От площади, ветрено-солнечной и уже пыльной, жаркой, они пошли затененным краем главной улицы, которая устремлялась на многие километры вдоль Волги к северу, в заводские районы.

Вплоть до самого Мамаева кургана (а путь был немалый — в семь километров) Сергей был молчалив и только иногда вдруг рассеянно улыбался, словно спохватываясь, что сегодня все же праздник и надобно хоть как-то отозваться на него; в то же время голубые прищуренные глаза его светились, независимо от общего задумчивого выраженья лица, зорким и жадным огоньком вниманья — но не к встречным людям, а к этим кубически-угловатым домам самоновейшей архитектуры, к тем же старинным, осадистым, как сундуки, купеческим строениям, к подновленным, по случаю Первомая, ларькам и заборам, к еще голеньким скверам, к Волге, веющей бурной свежестью…

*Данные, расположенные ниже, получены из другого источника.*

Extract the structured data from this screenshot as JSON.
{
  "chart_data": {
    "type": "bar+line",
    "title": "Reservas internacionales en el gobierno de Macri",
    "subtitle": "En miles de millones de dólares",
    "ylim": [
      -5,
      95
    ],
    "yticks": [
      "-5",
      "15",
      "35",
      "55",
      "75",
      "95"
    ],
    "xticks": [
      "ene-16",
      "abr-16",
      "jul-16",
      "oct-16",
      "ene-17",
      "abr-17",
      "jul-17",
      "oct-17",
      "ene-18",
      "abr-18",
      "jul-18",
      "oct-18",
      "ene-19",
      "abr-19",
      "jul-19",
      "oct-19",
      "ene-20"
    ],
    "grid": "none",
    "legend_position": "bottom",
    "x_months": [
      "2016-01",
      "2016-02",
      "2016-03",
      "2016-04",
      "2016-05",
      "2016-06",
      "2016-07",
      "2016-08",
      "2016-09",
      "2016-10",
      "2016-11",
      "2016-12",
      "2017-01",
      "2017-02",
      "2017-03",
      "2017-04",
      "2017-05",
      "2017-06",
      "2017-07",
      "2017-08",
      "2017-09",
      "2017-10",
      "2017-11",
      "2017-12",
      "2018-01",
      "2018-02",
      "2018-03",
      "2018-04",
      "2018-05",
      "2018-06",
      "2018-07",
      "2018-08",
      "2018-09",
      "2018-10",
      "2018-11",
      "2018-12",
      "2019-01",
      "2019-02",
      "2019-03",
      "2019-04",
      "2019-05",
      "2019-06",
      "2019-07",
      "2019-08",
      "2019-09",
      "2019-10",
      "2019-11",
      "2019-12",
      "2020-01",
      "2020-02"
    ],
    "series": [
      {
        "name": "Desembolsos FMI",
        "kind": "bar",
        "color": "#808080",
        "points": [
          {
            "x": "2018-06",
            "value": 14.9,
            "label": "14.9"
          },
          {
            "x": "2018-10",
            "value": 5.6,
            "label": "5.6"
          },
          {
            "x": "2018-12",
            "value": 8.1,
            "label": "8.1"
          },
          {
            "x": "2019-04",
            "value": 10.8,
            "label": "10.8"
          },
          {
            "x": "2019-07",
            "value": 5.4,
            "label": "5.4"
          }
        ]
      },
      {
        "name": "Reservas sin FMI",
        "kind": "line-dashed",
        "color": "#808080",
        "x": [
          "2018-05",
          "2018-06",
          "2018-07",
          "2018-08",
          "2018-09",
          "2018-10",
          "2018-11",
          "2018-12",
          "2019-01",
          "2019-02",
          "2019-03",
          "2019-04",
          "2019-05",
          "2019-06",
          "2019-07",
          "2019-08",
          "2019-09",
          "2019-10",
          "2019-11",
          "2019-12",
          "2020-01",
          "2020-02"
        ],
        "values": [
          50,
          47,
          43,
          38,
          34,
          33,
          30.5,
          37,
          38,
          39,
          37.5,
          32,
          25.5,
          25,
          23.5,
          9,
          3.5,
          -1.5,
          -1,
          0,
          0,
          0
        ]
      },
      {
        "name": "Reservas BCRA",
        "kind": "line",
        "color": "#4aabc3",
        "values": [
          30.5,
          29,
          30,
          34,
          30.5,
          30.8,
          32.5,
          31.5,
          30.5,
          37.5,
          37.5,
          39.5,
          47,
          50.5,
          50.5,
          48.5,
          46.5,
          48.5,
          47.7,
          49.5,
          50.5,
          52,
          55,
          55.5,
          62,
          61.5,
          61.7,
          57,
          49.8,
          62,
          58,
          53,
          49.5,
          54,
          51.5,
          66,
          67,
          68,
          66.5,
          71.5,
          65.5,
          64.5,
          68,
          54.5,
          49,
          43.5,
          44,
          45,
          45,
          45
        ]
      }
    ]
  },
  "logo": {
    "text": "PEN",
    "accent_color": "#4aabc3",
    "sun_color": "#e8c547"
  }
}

Оленька украдкой, сбоку, как-то по-птичьи, быстро и тревожно взглядывала на парня правым, чуть косящим карим глазом, затем тоже принималась старательно рассматривать и дома, и скверы, и заборы, но решительно не находила в них ничего особенного и, недоумевая, еще больше тревожилась, тихонько вздыхала, а спрашивать — ни о чем не спрашивала: придет урочный час, и Сергей сам поведает свои печали.

Они перешли трамвайную линию, потом железнодорожные пути и очутились у подножия древнего кургана, где, по дедовским рассказам, в давность давнюю воинственно-мудрый и осторожный татарский хан Мамай учредил сторожевую заставу, дабы сотни и сотни отборнейших воинов-любимцев из личной его охраны три лунных месяца кряду, без всякой смены, следили за Волгой, за переволокой к Дону и в случае лихой беды немедля садились бы на нерасседланных сытых коней да мчались бы, обгоняя ветер, к соседней заставе, откуда недобрая весть уже летела бы прямо в столицу Золотоордынского ханства, в Сарай, к самому грозному повелителю.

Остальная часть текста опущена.